Before experiments can be done with a set of primers, it is important to determine if the primers reflect a quantitative change in RNA levels. Preliminary work is aimed at determining if PCR reactions occur with the primer sets, whether they are clean reactions (single product amplification or non-specific product amplification), and whether their Ct values reflect true concentration changes of cDNA.

In an effort to characterize the primers, RT-PCR was used with some of the previously synthesized cDNA. The primer set ECH (Enoyl-CoA Hydratase) demonstrated that the Ct values proportionately changed with different cDNA levels of the strain LD2. Primers were as follows Forward: 5'-GGCCTGTTTTGCCGACAT-3' Reverse: 5'-GCAGGTAACGCCGAACGA-3'. Primers for the Polymerase Chain Reaction (PCR) were designed with the following guidelines in mind:

• Melting Temperature: 70-74°C (optimally 72°C)
• Primer Length: 22-24 (optimally 24)
• Product Length: 150-250 base pairs (optimally 200)
• No runs of 4 or more of the same nucleotide letter in either the forward or reverse primer.
• The primers have a GC clamp at the end (ie. end with G, C, GC, or CG)
• The last 5 nucleotides contain 3 or 4 GC's.
• GC Content between 40-60% (optimally 50%)
• All unintentional matches calculated using Primer Blast are at least 25% mismatched.

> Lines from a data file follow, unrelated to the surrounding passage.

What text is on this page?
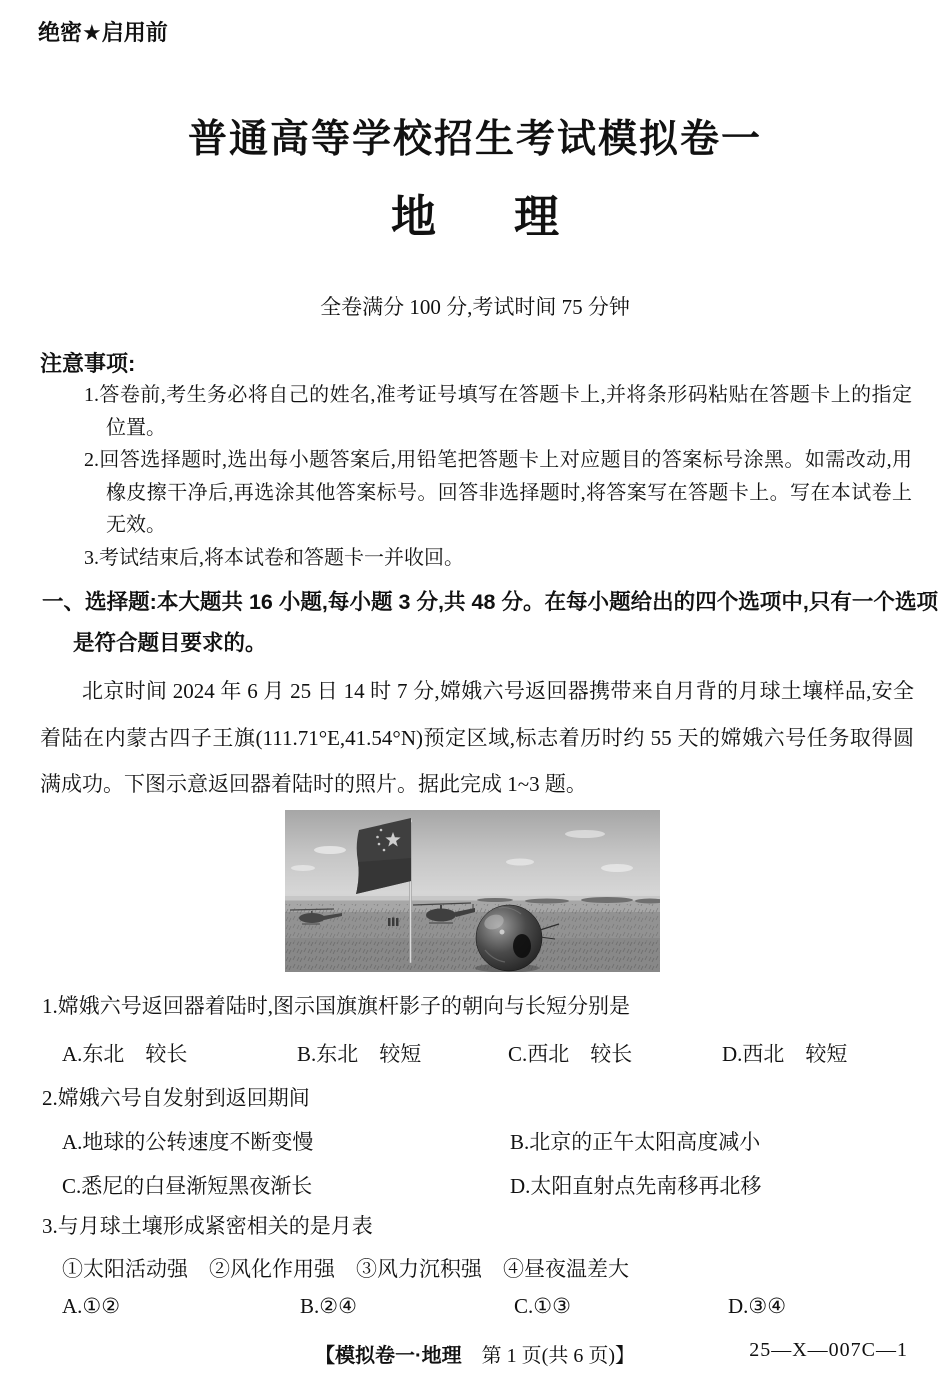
绝密★启用前
普通高等学校招生考试模拟卷一
地理
全卷满分 100 分,考试时间 75 分钟
注意事项:
1.答卷前,考生务必将自己的姓名,准考证号填写在答题卡上,并将条形码粘贴在答题卡上的指定位置。
2.回答选择题时,选出每小题答案后,用铅笔把答题卡上对应题目的答案标号涂黑。如需改动,用橡皮擦干净后,再选涂其他答案标号。回答非选择题时,将答案写在答题卡上。写在本试卷上无效。
3.考试结束后,将本试卷和答题卡一并收回。
一、选择题:本大题共 16 小题,每小题 3 分,共 48 分。在每小题给出的四个选项中,只有一个选项是符合题目要求的。
北京时间 2024 年 6 月 25 日 14 时 7 分,嫦娥六号返回器携带来自月背的月球土壤样品,安全着陆在内蒙古四子王旗(111.71°E,41.54°N)预定区域,标志着历时约 55 天的嫦娥六号任务取得圆满成功。下图示意返回器着陆时的照片。据此完成 1~3 题。
1.嫦娥六号返回器着陆时,图示国旗旗杆影子的朝向与长短分别是
A.东北　较长	B.东北　较短	C.西北　较长	D.西北　较短
2.嫦娥六号自发射到返回期间
A.地球的公转速度不断变慢	B.北京的正午太阳高度减小
C.悉尼的白昼渐短黑夜渐长	D.太阳直射点先南移再北移
3.与月球土壤形成紧密相关的是月表
①太阳活动强　②风化作用强　③风力沉积强　④昼夜温差大
A.①②	B.②④	C.①③	D.③④
【模拟卷一·地理　第 1 页(共 6 页)】	25—X—007C—1
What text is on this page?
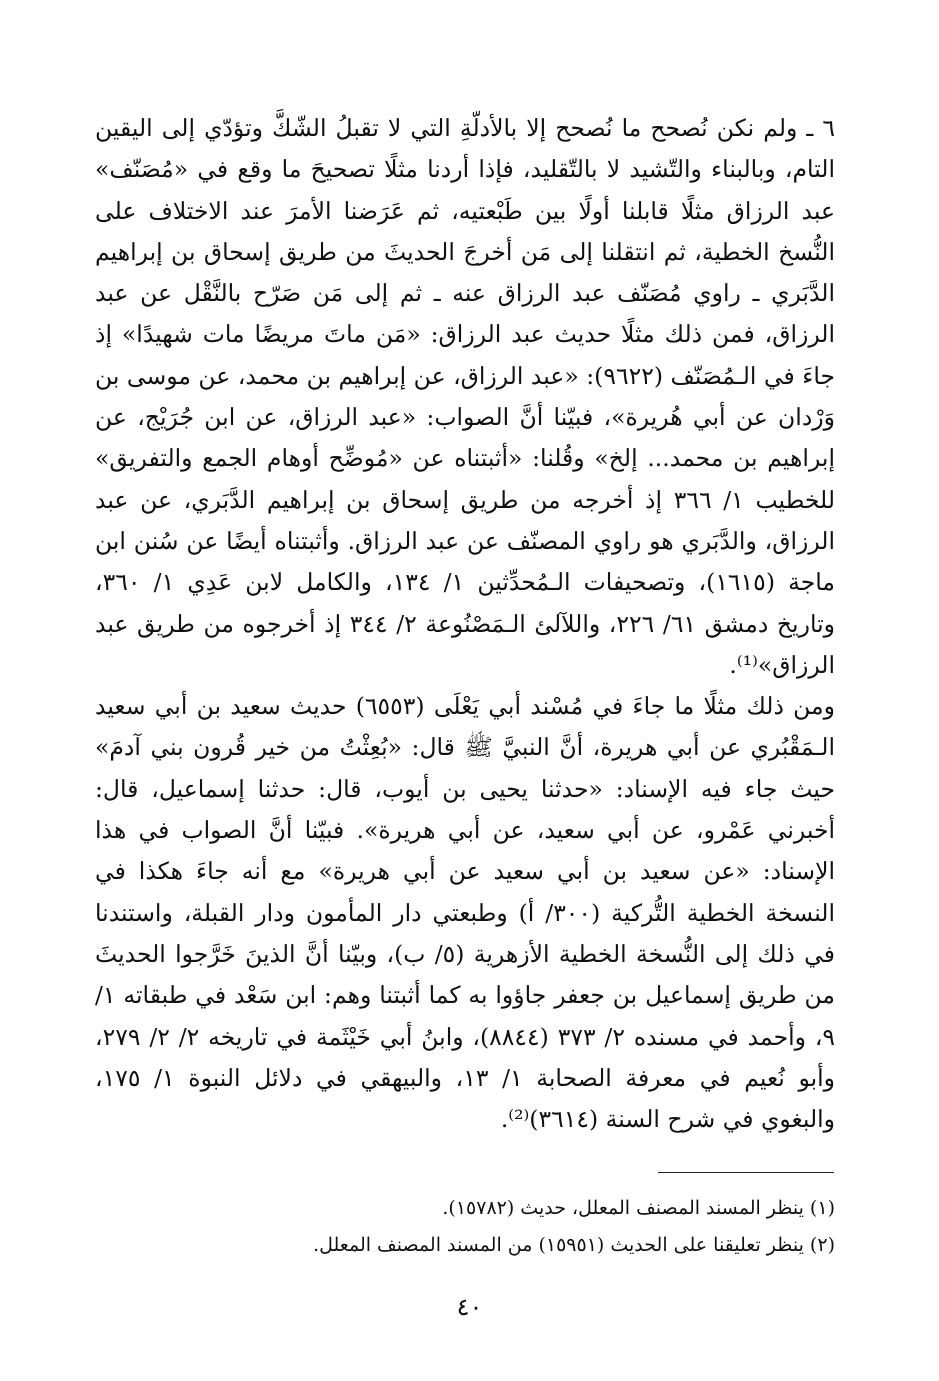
٦ ـ ولم نكن نُصحح ما نُصحح إلا بالأدلّةِ التي لا تقبلُ الشّكَّ وتؤدّي إلى اليقين التام، وبالبناء والتّشيد لا بالتّقليد، فإذا أردنا مثلًا تصحيحَ ما وقع في «مُصَنّف» عبد الرزاق مثلًا قابلنا أولًا بين طَبْعتيه، ثم عَرَضنا الأمرَ عند الاختلاف على النُّسخ الخطية، ثم انتقلنا إلى مَن أخرجَ الحديثَ من طريق إسحاق بن إبراهيم الدَّبَري ـ راوي مُصَنّف عبد الرزاق عنه ـ ثم إلى مَن صَرّح بالنَّقْل عن عبد الرزاق، فمن ذلك مثلًا حديث عبد الرزاق: «مَن ماتَ مريضًا مات شهيدًا» إذ جاءَ في الـمُصَنّف (٩٦٢٢): «عبد الرزاق، عن إبراهيم بن محمد، عن موسى بن وَرْدان عن أبي هُريرة»، فبيّنا أنَّ الصواب: «عبد الرزاق، عن ابن جُرَيْج، عن إبراهيم بن محمد... إلخ» وقُلنا: «أثبتناه عن «مُوضِّح أوهام الجمع والتفريق» للخطيب ١/ ٣٦٦ إذ أخرجه من طريق إسحاق بن إبراهيم الدَّبَري، عن عبد الرزاق، والدَّبَري هو راوي المصنّف عن عبد الرزاق. وأثبتناه أيضًا عن سُنن ابن ماجة (١٦١٥)، وتصحيفات الـمُحدِّثين ١/ ١٣٤، والكامل لابن عَدِي ١/ ٣٦٠، وتاريخ دمشق ٦١/ ٢٢٦، واللآلئ الـمَصْنُوعة ٢/ ٣٤٤ إذ أخرجوه من طريق عبد الرزاق»⁽¹⁾.

ومن ذلك مثلًا ما جاءَ في مُسْند أبي يَعْلَى (٦٥٥٣) حديث سعيد بن أبي سعيد الـمَقْبُري عن أبي هريرة، أنَّ النبيَّ ﷺ قال: «بُعِثْتُ من خير قُرون بني آدمَ» حيث جاء فيه الإسناد: «حدثنا يحيى بن أيوب، قال: حدثنا إسماعيل، قال: أخبرني عَمْرو، عن أبي سعيد، عن أبي هريرة». فبيّنا أنَّ الصواب في هذا الإسناد: «عن سعيد بن أبي سعيد عن أبي هريرة» مع أنه جاءَ هكذا في النسخة الخطية التُّركية (٣٠٠/ أ) وطبعتي دار المأمون ودار القبلة، واستندنا في ذلك إلى النُّسخة الخطية الأزهرية (٥/ ب)، وبيّنا أنَّ الذينَ خَرَّجوا الحديثَ من طريق إسماعيل بن جعفر جاؤوا به كما أثبتنا وهم: ابن سَعْد في طبقاته ١/ ٩، وأحمد في مسنده ٢/ ٣٧٣ (٨٨٤٤)، وابنُ أبي خَيْثَمة في تاريخه ٢/ ٢/ ٢٧٩، وأبو نُعيم في معرفة الصحابة ١/ ١٣، والبيهقي في دلائل النبوة ١/ ١٧٥، والبغوي في شرح السنة (٣٦١٤)⁽²⁾.

(١) ينظر المسند المصنف المعلل، حديث (١٥٧٨٢).

(٢) ينظر تعليقنا على الحديث (١٥٩٥١) من المسند المصنف المعلل.

٤٠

Appendix A: Pseudomonas.com Results

The genes found from a subsequent bioinformatic search on Pseudomonas.com were not used in the RT-PCR, but have been included as an appendix for the iGEM community. Pseudomonas.com is a database specializing in the annotation and collection of information related to the Pseudomonas genus, but it also has a comparative genome search tool which claims to allow the location of genes unique to one species and not the other. The list, which has not been completely processed yet, can be found in this .zip file in both .xls and .xlsx format (the latter is recommended). One of the most interesting genes found on the list is annotated as glyoxalase/bleomycin resistance protein/dioxygenase, but is similar to a ring-cleaving dioxygenase also found in putida.

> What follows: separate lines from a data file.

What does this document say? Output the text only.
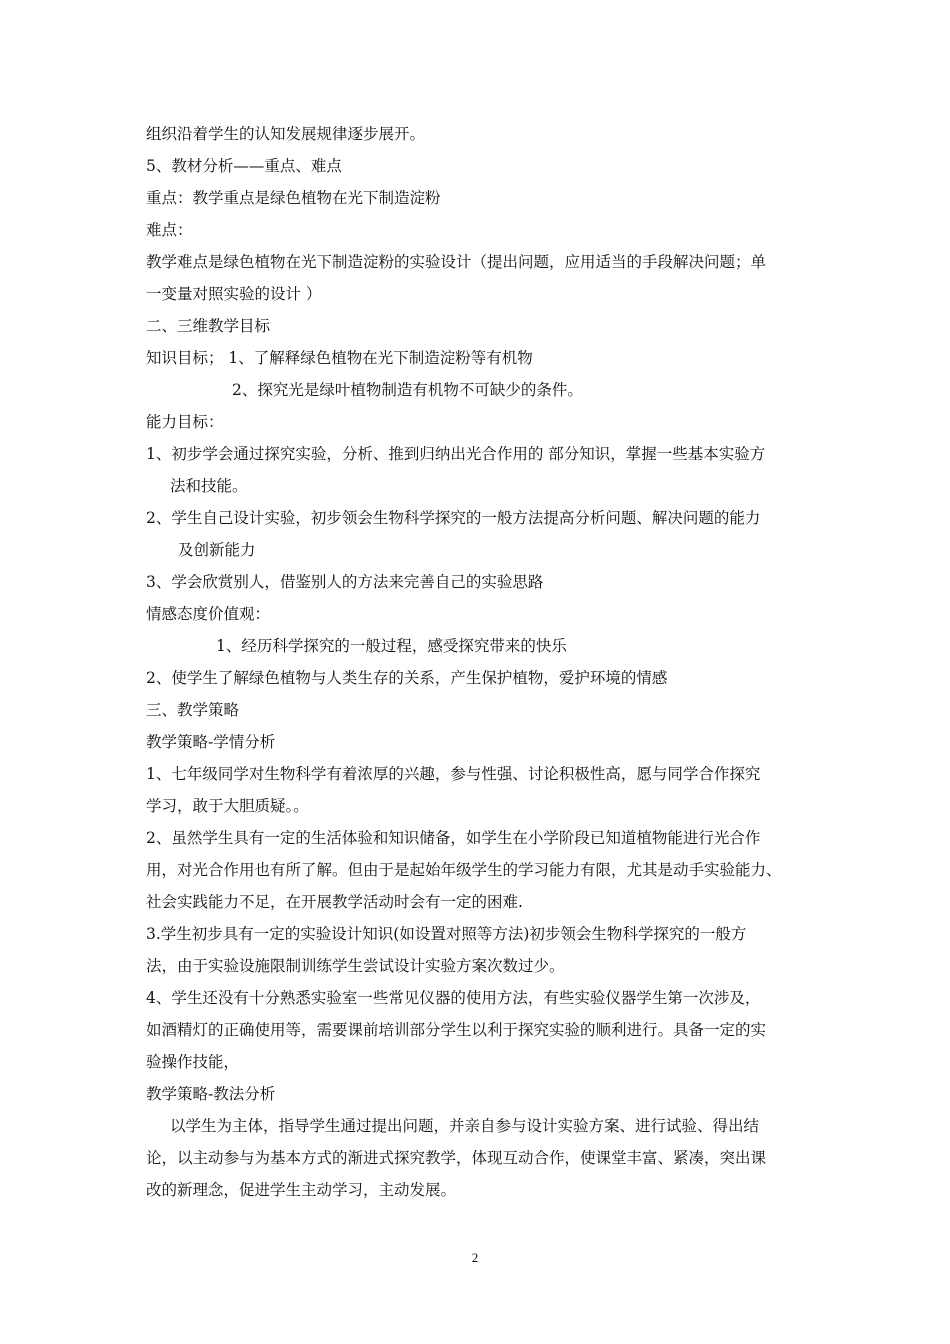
组织沿着学生的认知发展规律逐步展开。
5、教材分析——重点、难点
重点：教学重点是绿色植物在光下制造淀粉
难点：
教学难点是绿色植物在光下制造淀粉的实验设计（提出问题，应用适当的手段解决问题；单
一变量对照实验的设计 ）
二、三维教学目标
知识目标； 1、了解释绿色植物在光下制造淀粉等有机物
2、探究光是绿叶植物制造有机物不可缺少的条件。
能力目标：
1、初步学会通过探究实验，分析、推到归纳出光合作用的 部分知识，掌握一些基本实验方
法和技能。
2、学生自己设计实验，初步领会生物科学探究的一般方法提高分析问题、解决问题的能力
及创新能力
3、学会欣赏别人，借鉴别人的方法来完善自己的实验思路
情感态度价值观：
1、经历科学探究的一般过程，感受探究带来的快乐
2、使学生了解绿色植物与人类生存的关系，产生保护植物，爱护环境的情感
三、教学策略
教学策略-学情分析
1、七年级同学对生物科学有着浓厚的兴趣，参与性强、讨论积极性高，愿与同学合作探究
学习，敢于大胆质疑。。
2、虽然学生具有一定的生活体验和知识储备，如学生在小学阶段已知道植物能进行光合作
用，对光合作用也有所了解。但由于是起始年级学生的学习能力有限，尤其是动手实验能力、
社会实践能力不足，在开展教学活动时会有一定的困难.
3.学生初步具有一定的实验设计知识(如设置对照等方法)初步领会生物科学探究的一般方
法，由于实验设施限制训练学生尝试设计实验方案次数过少。
4、学生还没有十分熟悉实验室一些常见仪器的使用方法，有些实验仪器学生第一次涉及，
如酒精灯的正确使用等，需要课前培训部分学生以利于探究实验的顺利进行。具备一定的实
验操作技能，
教学策略-教法分析
以学生为主体，指导学生通过提出问题，并亲自参与设计实验方案、进行试验、得出结
论，以主动参与为基本方式的渐进式探究教学，体现互动合作，使课堂丰富、紧凑，突出课
改的新理念，促进学生主动学习，主动发展。
2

Appendix B: MUMmer Findings

MUMmer is an open source program which can align genomes within a matter of seconds. We used MUMmer to verify our assumption that there was a substantial degree of homology between Pseudomonas putida and fluorescens. This assumption is important, because its corollary is that there is a limited number of genes unique to either species. The fewer unique genes there are, the easier it is to find the right one.

The graph above shows the genome alignment between Pseudomonas putida and fluorescens, where the earlier is on the x-axis and the latter on the y-axis. Regions conserved between both species form a straight line going from the bottom left corner to the top right corner; the line going from the top left corner to the bottom right corner is also a conserved region between both species, except that it is backwards. Areas with a more scattered distribution indicate a more random, and therefore less homologous, aligned region between the two species.